Townsend’s big-eared bats (Corynorhinus townsendii) range throughout much of western North America, including most of California. They are active at night and roost in colonies or individually in caves, mines, large old trees, large undisturbed spaces in buildings and other structures with large quiet spaces. Disturbance and loss of large colony roosts sites during the maternity and hibernation seasons are considered primary factors that may negatively impact the species in California, although disease, climate change, pesticide use and other factors may also negatively affect populations.
In November 2012, the Center for Biological Diversity submitted a petition to the California Fish and Game Commission to formally list the Townsend’s big-eared bat as a threatened or endangered species. The commission published findings of its decision to advance the species to candidacy on Dec. 27, 2013, triggering a 12-month period during which CDFW will conduct a status review to inform the commission’s decision on whether to list the species.

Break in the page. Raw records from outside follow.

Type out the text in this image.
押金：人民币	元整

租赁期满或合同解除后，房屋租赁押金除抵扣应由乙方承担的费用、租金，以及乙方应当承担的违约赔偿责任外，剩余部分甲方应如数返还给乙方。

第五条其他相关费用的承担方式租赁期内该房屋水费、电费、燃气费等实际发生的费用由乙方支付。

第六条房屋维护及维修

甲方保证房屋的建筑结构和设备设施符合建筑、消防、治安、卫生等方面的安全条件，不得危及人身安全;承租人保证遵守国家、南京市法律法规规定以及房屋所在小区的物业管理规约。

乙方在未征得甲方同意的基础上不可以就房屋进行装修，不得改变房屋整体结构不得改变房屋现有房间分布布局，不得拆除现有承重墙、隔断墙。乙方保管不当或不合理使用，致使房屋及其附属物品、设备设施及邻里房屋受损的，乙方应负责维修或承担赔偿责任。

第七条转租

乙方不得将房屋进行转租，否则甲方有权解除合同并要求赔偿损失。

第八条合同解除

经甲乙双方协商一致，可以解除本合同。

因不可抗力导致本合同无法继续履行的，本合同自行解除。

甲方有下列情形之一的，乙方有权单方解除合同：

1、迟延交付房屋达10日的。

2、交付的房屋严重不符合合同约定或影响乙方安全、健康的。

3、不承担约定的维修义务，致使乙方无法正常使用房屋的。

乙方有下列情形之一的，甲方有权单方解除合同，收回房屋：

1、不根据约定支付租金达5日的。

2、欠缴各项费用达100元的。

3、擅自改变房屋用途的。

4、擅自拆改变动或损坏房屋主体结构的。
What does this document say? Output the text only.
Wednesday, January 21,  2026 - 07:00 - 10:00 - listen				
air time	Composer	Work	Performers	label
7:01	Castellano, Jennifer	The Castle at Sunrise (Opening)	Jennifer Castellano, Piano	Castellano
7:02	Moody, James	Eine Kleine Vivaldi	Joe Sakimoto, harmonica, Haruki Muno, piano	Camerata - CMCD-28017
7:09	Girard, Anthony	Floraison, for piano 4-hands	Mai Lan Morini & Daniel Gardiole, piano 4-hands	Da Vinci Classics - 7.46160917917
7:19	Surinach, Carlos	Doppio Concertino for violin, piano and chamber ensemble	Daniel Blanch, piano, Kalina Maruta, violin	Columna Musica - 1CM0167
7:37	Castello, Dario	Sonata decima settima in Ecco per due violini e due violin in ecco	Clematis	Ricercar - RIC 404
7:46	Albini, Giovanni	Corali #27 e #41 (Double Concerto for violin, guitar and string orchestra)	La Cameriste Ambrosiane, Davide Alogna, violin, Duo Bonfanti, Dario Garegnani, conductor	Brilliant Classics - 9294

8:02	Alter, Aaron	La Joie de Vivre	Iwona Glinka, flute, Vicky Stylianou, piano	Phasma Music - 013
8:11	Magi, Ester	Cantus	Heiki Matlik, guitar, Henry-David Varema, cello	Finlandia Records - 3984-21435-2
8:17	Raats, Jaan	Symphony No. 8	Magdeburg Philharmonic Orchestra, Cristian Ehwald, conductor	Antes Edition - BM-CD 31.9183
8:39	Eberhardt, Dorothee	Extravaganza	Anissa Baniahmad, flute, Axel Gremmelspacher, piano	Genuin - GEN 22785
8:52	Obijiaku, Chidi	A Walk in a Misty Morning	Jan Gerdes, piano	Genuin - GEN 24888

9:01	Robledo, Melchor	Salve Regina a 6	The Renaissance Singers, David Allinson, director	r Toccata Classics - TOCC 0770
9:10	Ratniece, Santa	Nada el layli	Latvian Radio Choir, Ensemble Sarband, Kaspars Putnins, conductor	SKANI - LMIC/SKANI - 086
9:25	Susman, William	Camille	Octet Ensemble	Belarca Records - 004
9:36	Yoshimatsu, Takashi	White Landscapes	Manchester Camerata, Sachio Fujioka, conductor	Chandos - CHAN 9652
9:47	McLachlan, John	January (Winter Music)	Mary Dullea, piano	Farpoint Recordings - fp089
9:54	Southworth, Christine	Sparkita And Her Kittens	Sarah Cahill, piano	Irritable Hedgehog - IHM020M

As part of the status review process, CDFW is soliciting public comment regarding the species’ ecology, biology, life history, distribution, abundance, threats and habitat that may be essential for the species, and recommendations for management of the species.
All comments received by May 1, 2014, will be included in a CDFW report to the commission. Receipt of the report will be placed on the agenda for the next available meeting of the commission after delivery and the report will be made available to the public at that time. Following the receipt of the CDFW report, the commission will allow a 30-day public comment period prior to taking any action on CDFW’s recommendation.
CDFW’s petition evaluation report for Townsend’s big-eared bat is available at: www.dfg.ca.gov/wildlife/nongame/publications/.